What challenges did you face along the way and how did you overcome them?
- Tackling stalled communication: maintaining an online record of conversations helped to build momentum and hold people to account.
- Getting the council to acknowledge the public health dimension of urban pesticides as well as to biodiversity in their outputs. Only this year did they finally start to incorporate our messaging on this in their residents’ magazine.
- Countering the misassumption that urban pesticides are only about herbicides and other plant-protection chemicals, while insecticides used in and around the built-environment frequently continue to be overlooked. This is an ongoing focus of our work.
- Allaying stakeholders’ concerns about how to manage ‘pests’ (e.g., ants, wasps) without pesticides, through our Pesticide-Free Guide and training events.
- Challenging the notion that the only valid equality and inclusion dimension of urban pesticides is that represented by the trip-hazards posed by pavement plants, rather than the toxicity of the active ingredients themselves. Our campaign constantly stresses the disability-access dimension of the latter, in light of the disproportionate impact that low-dose exposure to herbicides and insecticides can have on people with ME/CFS, autism, allergies and hypersensitivities.
What would be your advice for someone struggling with their campaign?
Keep shouting, about positive developments such as community street adoption schemes, events, and improvements in council practice, as well as the negative. Find a supportive journalist at your local newspaper who is willing to cover your campaign, and try to engage with your council’s communications teams to ensure that residents know what’s going on. Chalking the names of pavement plants, taking photos before and after herbicide application, and organising community ‘plant safaris’, are simple and effective ways to communicate the biodiversity benefits of eliminating routine herbicide use.

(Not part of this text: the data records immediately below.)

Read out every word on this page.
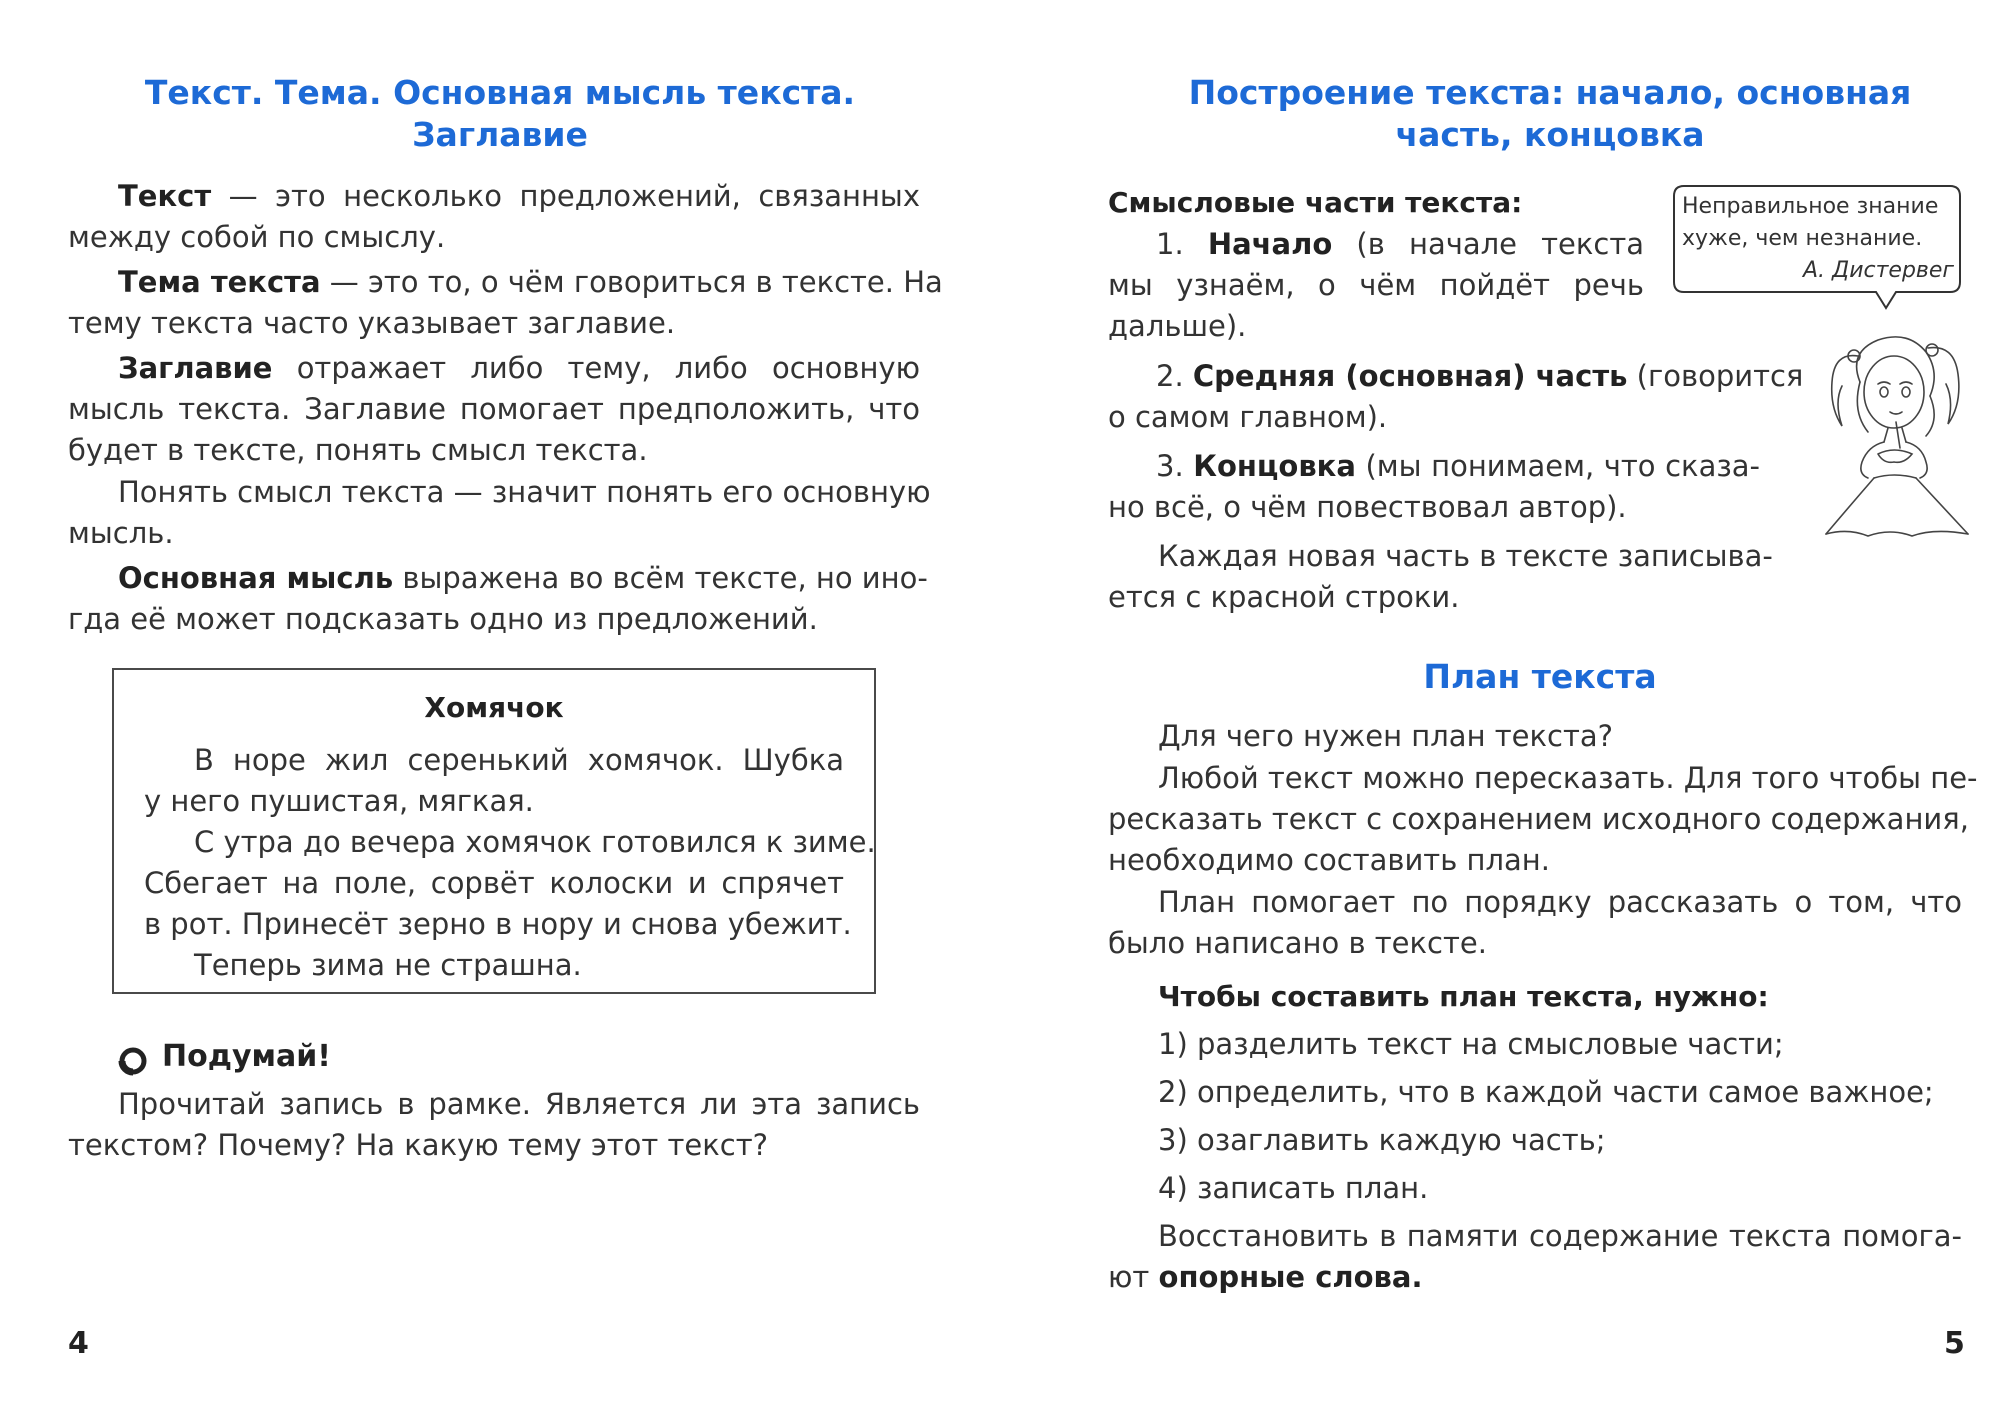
Текст. Тема. Основная мысль текста.
Заглавие

Текст — это несколько предложений, связанных
между собой по смыслу.

Тема текста — это то, о чём говориться в тексте. На
тему текста часто указывает заглавие.

Заглавие отражает либо тему, либо основную
мысль текста. Заглавие помогает предположить, что
будет в тексте, понять смысл текста.

Понять смысл текста — значит понять его основную
мысль.

Основная мысль выражена во всём тексте, но ино-
гда её может подсказать одно из предложений.

Хомячок

В норе жил серенький хомячок. Шубка
у него пушистая, мягкая.
С утра до вечера хомячок готовился к зиме.
Сбегает на поле, сорвёт колоски и спрячет
в рот. Принесёт зерно в нору и снова убежит.
Теперь зима не страшна.

Подумай!

Прочитай запись в рамке. Является ли эта запись
текстом? Почему? На какую тему этот текст?

4

Построение текста: начало, основная
часть, концовка
Неправильное знание
хуже, чем незнание.
А. Дистервег

Смысловые части текста:

1. Начало (в начале текста
мы узнаём, о чём пойдёт речь
дальше).

2. Средняя (основная) часть (говорится
о самом главном).

3. Концовка (мы понимаем, что сказа-
но всё, о чём повествовал автор).

Каждая новая часть в тексте записыва-
ется с красной строки.

План текста

Для чего нужен план текста?

Любой текст можно пересказать. Для того чтобы пе-
ресказать текст с сохранением исходного содержания,
необходимо составить план.

План помогает по порядку рассказать о том, что
было написано в тексте.

Чтобы составить план текста, нужно:

1) разделить текст на смысловые части;

2) определить, что в каждой части самое важное;

3) озаглавить каждую часть;

4) записать план.

Восстановить в памяти содержание текста помога-
ют опорные слова.

5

What next for you and your campaign?
Having successfully achieved a hard-stop on the council’s use of herbicides on public land across the city, we have added leverage for tackling pesticide use by other stakeholders and residents. Our continued collaboration with the council, via our membership of its Herbicide Reduction Working Group, focuses on improving residents communications strategies; tackling ‘rogue’ herbicide-use on public land; and facilitating stakeholder workshops to help other landowners to go herbicide-free.
Other initiatives include our Pesticide-Free Schools campaign, which we launched last year with the backing of the City and County councils, and the combined authority Mayor (alongside City Council’s Environmental Education scheme on which we are helping to deliver the Eco Schools Green Flag Award which last year agreed to our suggestion to incorporate pesticides into their award criteria); and our Pesticide-Free Colleges campaign, in collaboration with Cambridge Climate Society. Our ongoing challenge now is highlighting contradictions between theory and practice in Sustainability and Disability Access policies, and encouraging changes in both.
We believe that pesticides are an intertwined biodiversity, public health, and disability access issue. We are proud that last year, talks with disability advocacy groups led to Sunflower Hidden Disability Scheme listing pesticide-exposure as a trigger for Migraines, and ME/CFS on their website.